For a small Python project, a layout like this is often enough:
my-project/
├── data/
├── docs/
├── notebooks/
├── src/
│ └── my_project/
│ ├── __init__.py
│ └── analysis.py
├── tests/
├── README.md
└── pyproject.toml
Not every project needs every folder immediately, but the structure helps you separate concerns.
- Put reusable code in modules, not only in notebooks.
- Keep raw data separate from generated outputs.
- Use
tests/for checks, even if they begin very small. - Use
docs/for explanations and learning material.

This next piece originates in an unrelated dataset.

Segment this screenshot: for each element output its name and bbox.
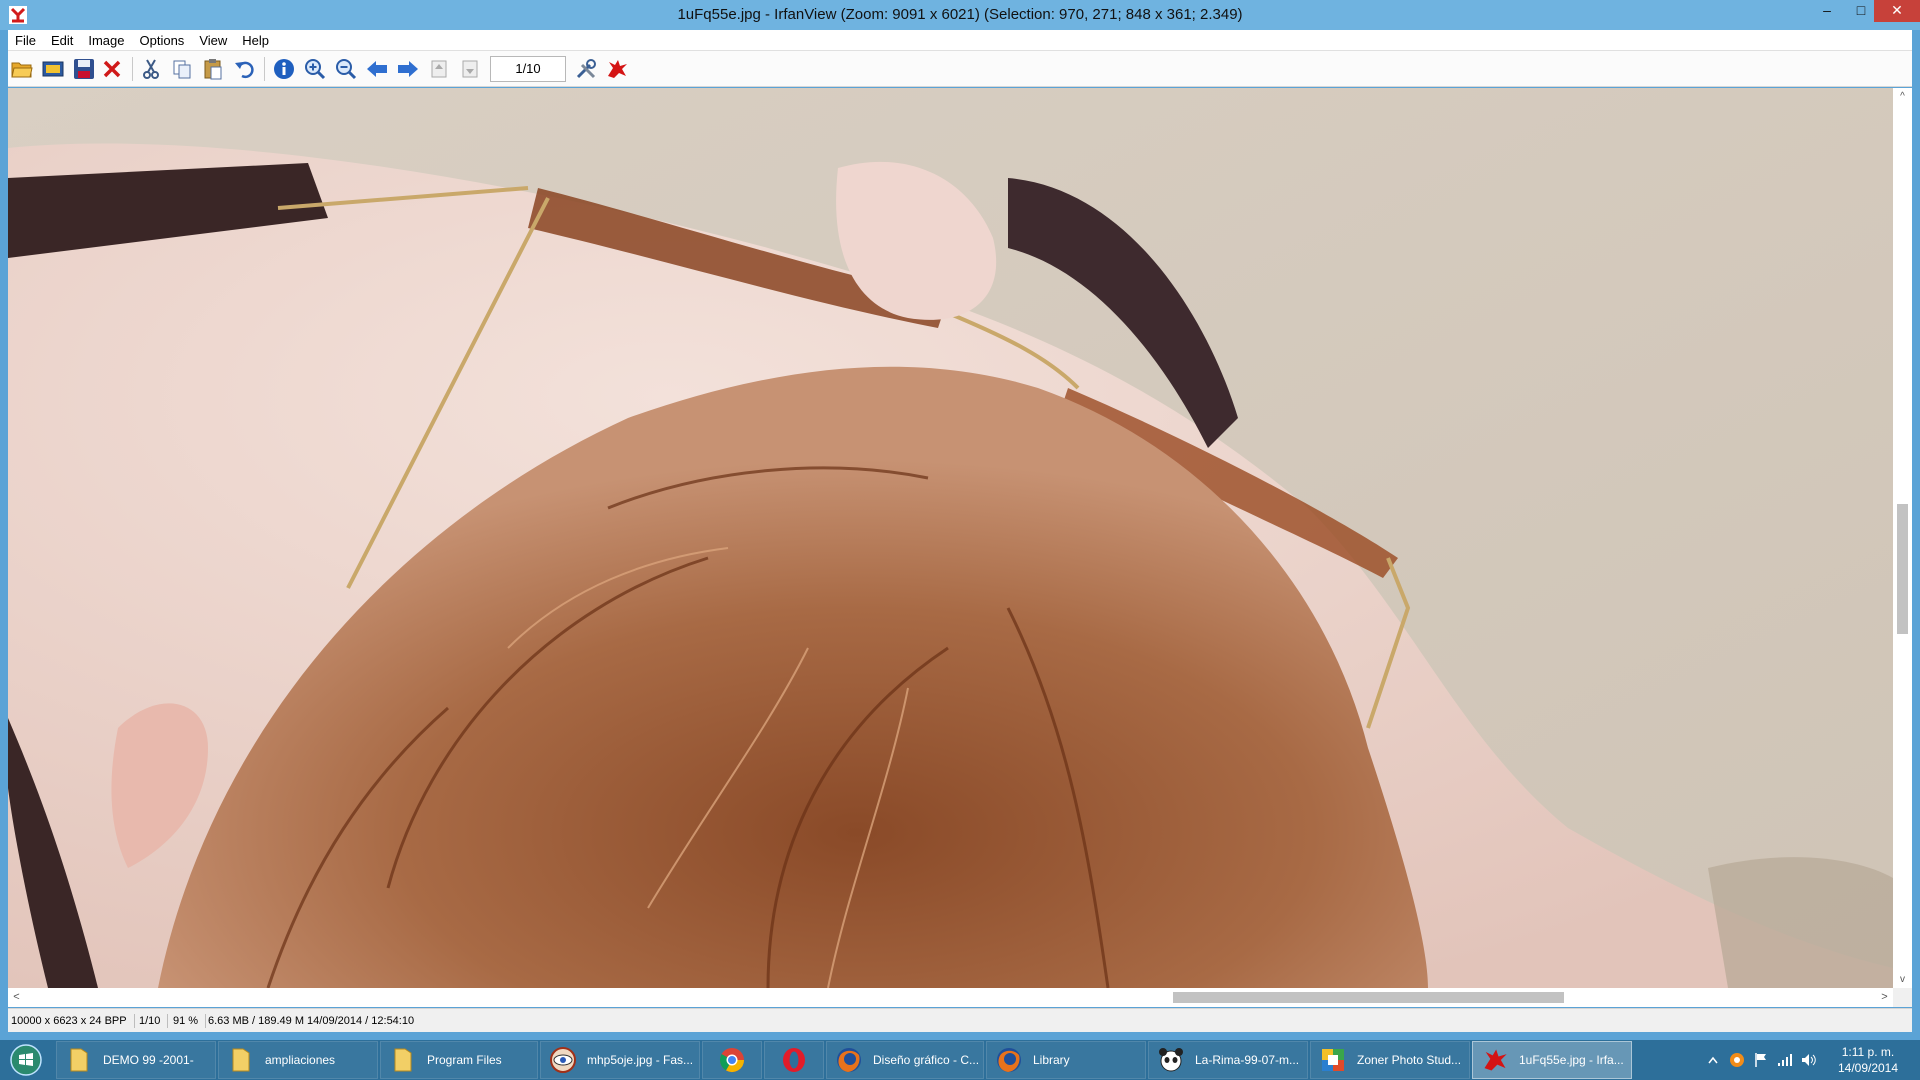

Clear names reduce confusion:
- choose descriptive file names,
- group related functions into one module,
- avoid putting everything into a single giant script,
- prefer a few focused modules over one "miscellaneous" file.
Each format has a role:
- notebooks are good for exploration and teaching,
- scripts are good for repeatable command-style workflows,
- packages are good for reusable logic shared across files or people.
A strong habit is to move stable logic out of notebooks and into Python modules. That keeps notebooks shorter and makes the useful parts easier to test and reuse.
The topics in later RECODE modules build on this foundation:
- Git works better when changes are organized cleanly.
- AI coding assistants are more helpful in structured projects.
- Packaging becomes much easier when code already has a sensible layout.
Project organization is therefore not an "advanced extra." It is part of making your work easier to maintain from the beginning.